I'm not saying that multilevel hash algorithms are more efficient than individual hash algorithms, but multi-level hash tables can be computed over CPU cores. Multi-level hash each table can be hash computed as a dimension, each CPU multi-core computing dimension hash value. Coordinates of the location dimension, compared to single hash we cannot take advantage of multiple CPU cores. You have to calculate the value of the hash talent localization in the hash bucket list in order to pass the conflict. In the more CPU multicore era, the traditional way to analyze the performance of time-based complexity calculations may be outdated.

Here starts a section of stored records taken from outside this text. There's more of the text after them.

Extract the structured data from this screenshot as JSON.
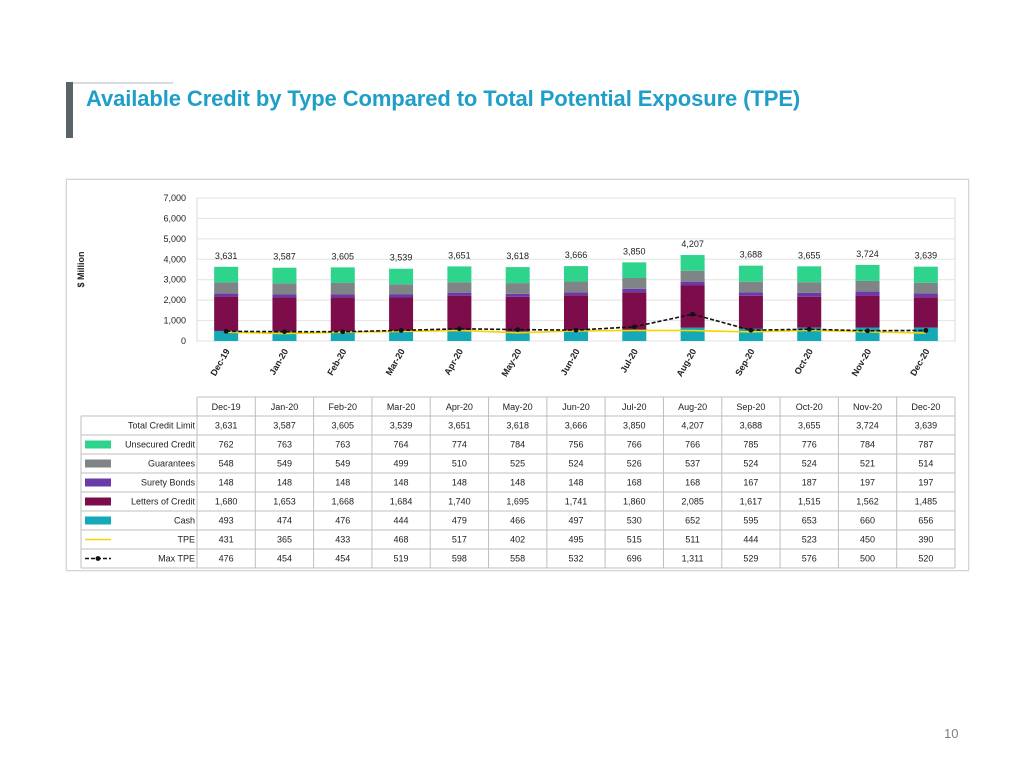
{
  "slide": {
    "title": "Available Credit by Type Compared to Total Potential Exposure (TPE)",
    "page_number": "10"
  },
  "colors": {
    "title": "#1f9fc7",
    "unsecured_credit": "#2ed48b",
    "guarantees": "#7f8487",
    "surety_bonds": "#6a3aa8",
    "letters_of_credit": "#7d0d4a",
    "cash": "#13a9b8",
    "tpe": "#f5d400",
    "max_tpe": "#111111"
  },
  "chart_data": {
    "type": "bar",
    "stacked": true,
    "ylabel": "$ Million",
    "ylim": [
      0,
      7000
    ],
    "yticks": [
      "0",
      "1,000",
      "2,000",
      "3,000",
      "4,000",
      "5,000",
      "6,000",
      "7,000"
    ],
    "grid": true,
    "categories": [
      "Dec-19",
      "Jan-20",
      "Feb-20",
      "Mar-20",
      "Apr-20",
      "May-20",
      "Jun-20",
      "Jul-20",
      "Aug-20",
      "Sep-20",
      "Oct-20",
      "Nov-20",
      "Dec-20"
    ],
    "totals": {
      "name": "Total Credit Limit",
      "values": [
        3631,
        3587,
        3605,
        3539,
        3651,
        3618,
        3666,
        3850,
        4207,
        3688,
        3655,
        3724,
        3639
      ],
      "labels": [
        "3,631",
        "3,587",
        "3,605",
        "3,539",
        "3,651",
        "3,618",
        "3,666",
        "3,850",
        "4,207",
        "3,688",
        "3,655",
        "3,724",
        "3,639"
      ]
    },
    "series": [
      {
        "name": "Unsecured Credit",
        "kind": "bar",
        "color_key": "unsecured_credit",
        "values": [
          762,
          763,
          763,
          764,
          774,
          784,
          756,
          766,
          766,
          785,
          776,
          784,
          787
        ],
        "labels": [
          "762",
          "763",
          "763",
          "764",
          "774",
          "784",
          "756",
          "766",
          "766",
          "785",
          "776",
          "784",
          "787"
        ]
      },
      {
        "name": "Guarantees",
        "kind": "bar",
        "color_key": "guarantees",
        "values": [
          548,
          549,
          549,
          499,
          510,
          525,
          524,
          526,
          537,
          524,
          524,
          521,
          514
        ],
        "labels": [
          "548",
          "549",
          "549",
          "499",
          "510",
          "525",
          "524",
          "526",
          "537",
          "524",
          "524",
          "521",
          "514"
        ]
      },
      {
        "name": "Surety Bonds",
        "kind": "bar",
        "color_key": "surety_bonds",
        "values": [
          148,
          148,
          148,
          148,
          148,
          148,
          148,
          168,
          168,
          167,
          187,
          197,
          197
        ],
        "labels": [
          "148",
          "148",
          "148",
          "148",
          "148",
          "148",
          "148",
          "168",
          "168",
          "167",
          "187",
          "197",
          "197"
        ]
      },
      {
        "name": "Letters of Credit",
        "kind": "bar",
        "color_key": "letters_of_credit",
        "values": [
          1680,
          1653,
          1668,
          1684,
          1740,
          1695,
          1741,
          1860,
          2085,
          1617,
          1515,
          1562,
          1485
        ],
        "labels": [
          "1,680",
          "1,653",
          "1,668",
          "1,684",
          "1,740",
          "1,695",
          "1,741",
          "1,860",
          "2,085",
          "1,617",
          "1,515",
          "1,562",
          "1,485"
        ]
      },
      {
        "name": "Cash",
        "kind": "bar",
        "color_key": "cash",
        "values": [
          493,
          474,
          476,
          444,
          479,
          466,
          497,
          530,
          652,
          595,
          653,
          660,
          656
        ],
        "labels": [
          "493",
          "474",
          "476",
          "444",
          "479",
          "466",
          "497",
          "530",
          "652",
          "595",
          "653",
          "660",
          "656"
        ]
      },
      {
        "name": "TPE",
        "kind": "line",
        "color_key": "tpe",
        "values": [
          431,
          365,
          433,
          468,
          517,
          402,
          495,
          515,
          511,
          444,
          523,
          450,
          390
        ],
        "labels": [
          "431",
          "365",
          "433",
          "468",
          "517",
          "402",
          "495",
          "515",
          "511",
          "444",
          "523",
          "450",
          "390"
        ]
      },
      {
        "name": "Max TPE",
        "kind": "line-dashed",
        "color_key": "max_tpe",
        "values": [
          476,
          454,
          454,
          519,
          598,
          558,
          532,
          696,
          1311,
          529,
          576,
          500,
          520
        ],
        "labels": [
          "476",
          "454",
          "454",
          "519",
          "598",
          "558",
          "532",
          "696",
          "1,311",
          "529",
          "576",
          "500",
          "520"
        ]
      }
    ]
  }
}
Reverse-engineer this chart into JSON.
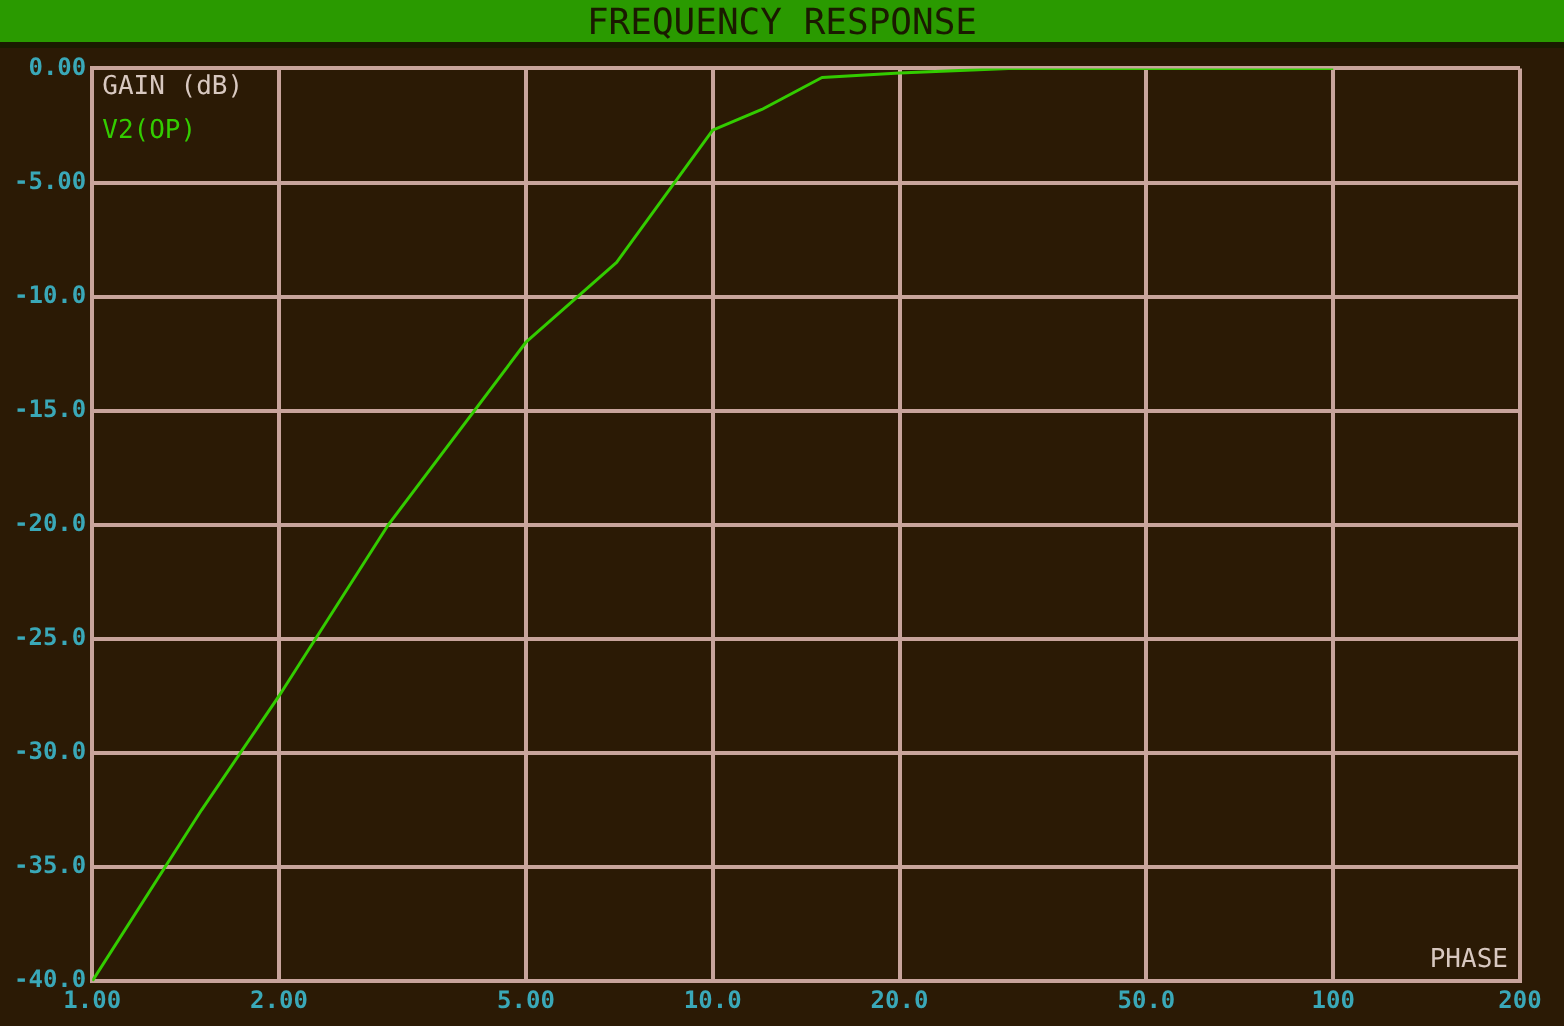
{
  "chart_data": {
    "type": "line",
    "title": "FREQUENCY RESPONSE",
    "ylabel": "GAIN (dB)",
    "annotations": [
      "PHASE"
    ],
    "log": "x",
    "grid": true,
    "legend": false,
    "marker": "none",
    "x": [
      1,
      1.5,
      2,
      3,
      5,
      7,
      10,
      12,
      15,
      20,
      30,
      100
    ],
    "series": [
      {
        "name": "V2(OP)",
        "color": "#33cc00",
        "values": [
          -40,
          -32.5,
          -27.5,
          -20,
          -12,
          -8.5,
          -2.7,
          -1.8,
          -0.4,
          -0.2,
          0,
          0
        ]
      }
    ],
    "xlim": [
      1,
      200
    ],
    "xticks": [
      {
        "value": 1,
        "label": "1.00"
      },
      {
        "value": 2,
        "label": "2.00"
      },
      {
        "value": 5,
        "label": "5.00"
      },
      {
        "value": 10,
        "label": "10.0"
      },
      {
        "value": 20,
        "label": "20.0"
      },
      {
        "value": 50,
        "label": "50.0"
      },
      {
        "value": 100,
        "label": "100"
      },
      {
        "value": 200,
        "label": "200"
      }
    ],
    "ylim": [
      -40,
      0
    ],
    "yticks": [
      {
        "value": 0,
        "label": "0.00"
      },
      {
        "value": -5,
        "label": "-5.00"
      },
      {
        "value": -10,
        "label": "-10.0"
      },
      {
        "value": -15,
        "label": "-15.0"
      },
      {
        "value": -20,
        "label": "-20.0"
      },
      {
        "value": -25,
        "label": "-25.0"
      },
      {
        "value": -30,
        "label": "-30.0"
      },
      {
        "value": -35,
        "label": "-35.0"
      },
      {
        "value": -40,
        "label": "-40.0"
      }
    ]
  }
}
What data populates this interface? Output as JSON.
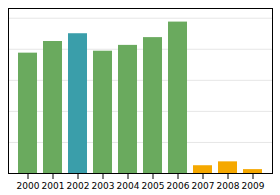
{
  "chart_data": {
    "type": "bar",
    "categories": [
      "2000",
      "2001",
      "2002",
      "2003",
      "2004",
      "2005",
      "2006",
      "2007",
      "2008",
      "2009"
    ],
    "values": [
      62,
      68,
      72,
      63,
      66,
      70,
      78,
      4,
      6,
      2
    ],
    "colors": [
      "#6aaa5e",
      "#6aaa5e",
      "#3a9eaa",
      "#6aaa5e",
      "#6aaa5e",
      "#6aaa5e",
      "#6aaa5e",
      "#f5a800",
      "#f5a800",
      "#f5a800"
    ],
    "ylim": [
      0,
      85
    ],
    "yticks": [
      0,
      16,
      32,
      48,
      64,
      80
    ],
    "grid": true,
    "tick_labels": "x"
  }
}
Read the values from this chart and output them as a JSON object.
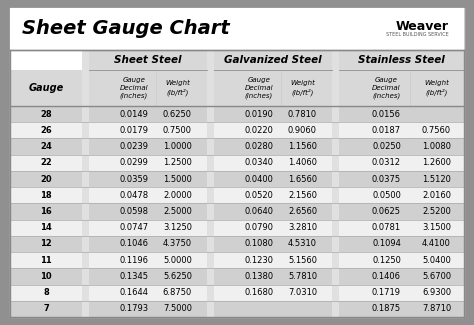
{
  "title": "Sheet Gauge Chart",
  "bg_outer": "#909090",
  "bg_white": "#ffffff",
  "bg_table": "#e8e8e8",
  "col_section_bg": "#ffffff",
  "row_bg_dark": "#d0d0d0",
  "row_bg_light": "#f0f0f0",
  "header1_bg": "#d8d8d8",
  "divider_color": "#aaaaaa",
  "border_color": "#888888",
  "gauges": [
    28,
    26,
    24,
    22,
    20,
    18,
    16,
    14,
    12,
    11,
    10,
    8,
    7
  ],
  "sheet_steel_decimal": [
    "0.0149",
    "0.0179",
    "0.0239",
    "0.0299",
    "0.0359",
    "0.0478",
    "0.0598",
    "0.0747",
    "0.1046",
    "0.1196",
    "0.1345",
    "0.1644",
    "0.1793"
  ],
  "sheet_steel_weight": [
    "0.6250",
    "0.7500",
    "1.0000",
    "1.2500",
    "1.5000",
    "2.0000",
    "2.5000",
    "3.1250",
    "4.3750",
    "5.0000",
    "5.6250",
    "6.8750",
    "7.5000"
  ],
  "galv_decimal": [
    "0.0190",
    "0.0220",
    "0.0280",
    "0.0340",
    "0.0400",
    "0.0520",
    "0.0640",
    "0.0790",
    "0.1080",
    "0.1230",
    "0.1380",
    "0.1680",
    ""
  ],
  "galv_weight": [
    "0.7810",
    "0.9060",
    "1.1560",
    "1.4060",
    "1.6560",
    "2.1560",
    "2.6560",
    "3.2810",
    "4.5310",
    "5.1560",
    "5.7810",
    "7.0310",
    ""
  ],
  "ss_decimal": [
    "0.0156",
    "0.0187",
    "0.0250",
    "0.0312",
    "0.0375",
    "0.0500",
    "0.0625",
    "0.0781",
    "0.1094",
    "0.1250",
    "0.1406",
    "0.1719",
    "0.1875"
  ],
  "ss_weight": [
    "",
    "0.7560",
    "1.0080",
    "1.2600",
    "1.5120",
    "2.0160",
    "2.5200",
    "3.1500",
    "4.4100",
    "5.0400",
    "5.6700",
    "6.9300",
    "7.8710"
  ]
}
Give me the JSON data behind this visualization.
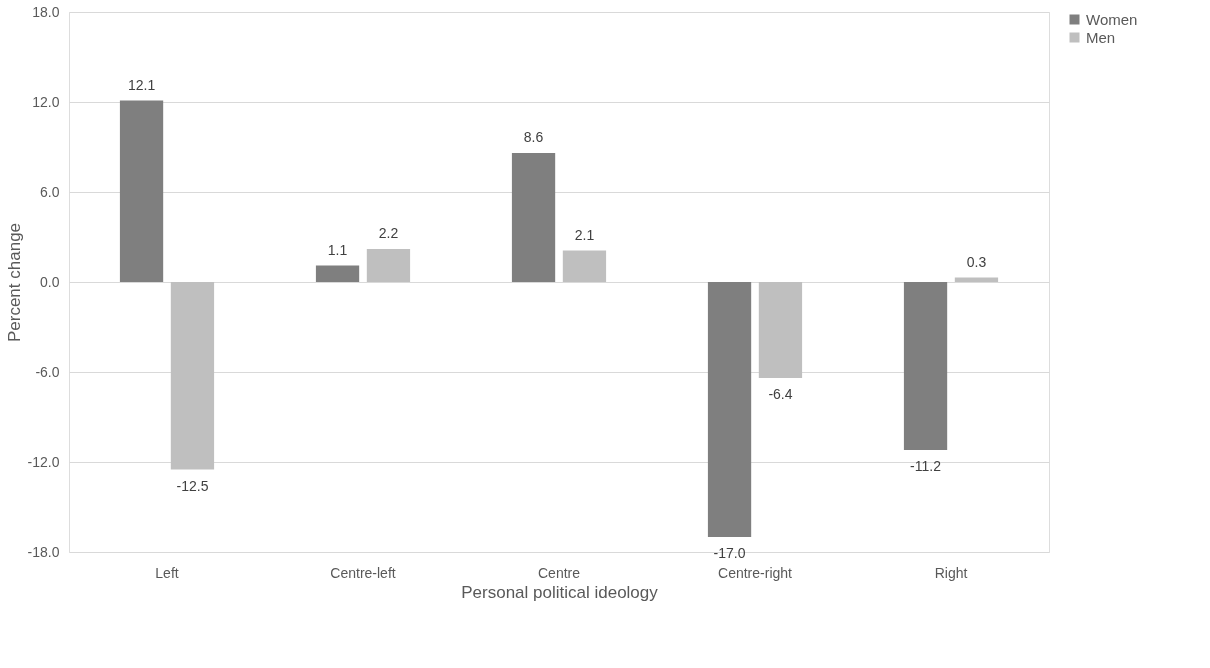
{
  "chart_data": {
    "type": "bar",
    "xlabel": "Personal political ideology",
    "ylabel": "Percent change",
    "categories": [
      "Left",
      "Centre-left",
      "Centre",
      "Centre-right",
      "Right"
    ],
    "series": [
      {
        "name": "Women",
        "color": "#7f7f7f",
        "values": [
          12.1,
          1.1,
          8.6,
          -17.0,
          -11.2
        ],
        "value_labels": [
          "12.1",
          "1.1",
          "8.6",
          "-17.0",
          "-11.2"
        ]
      },
      {
        "name": "Men",
        "color": "#bfbfbf",
        "values": [
          -12.5,
          2.2,
          2.1,
          -6.4,
          0.3
        ],
        "value_labels": [
          "-12.5",
          "2.2",
          "2.1",
          "-6.4",
          "0.3"
        ]
      }
    ],
    "ylim": [
      -18,
      18
    ],
    "yticks": [
      {
        "value": -18,
        "label": "-18.0"
      },
      {
        "value": -12,
        "label": "-12.0"
      },
      {
        "value": -6,
        "label": "-6.0"
      },
      {
        "value": 0,
        "label": "0.0"
      },
      {
        "value": 6,
        "label": "6.0"
      },
      {
        "value": 12,
        "label": "12.0"
      },
      {
        "value": 18,
        "label": "18.0"
      }
    ],
    "grid": "y",
    "legend": "right"
  }
}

Optimization of Linux stack search algorithm

Contact Us

The content source of this page is from Internet, which doesn't represent Alibaba Cloud's opinion; products and services mentioned on that page don't have any relationship with Alibaba Cloud. If the content of the page makes you feel confusing, please write us an email, we will handle the problem within 5 days after receiving your email.

If you find any instances of plagiarism from the community, please send an email to: info-contact@alibabacloud.com and provide relevant evidence. A staff member will contact you within 5 working days.

A Free Trial That Lets You Build Big!

Start building with 50+ products and up to 12 months usage for Elastic Compute Service

  • Sales Support

    1 on 1 presale consultation

  • After-Sales Support

    24/7 Technical Support 6 Free Tickets per Quarter Faster Response

  • Alibaba Cloud offers highly flexible support services tailored to meet your exact needs.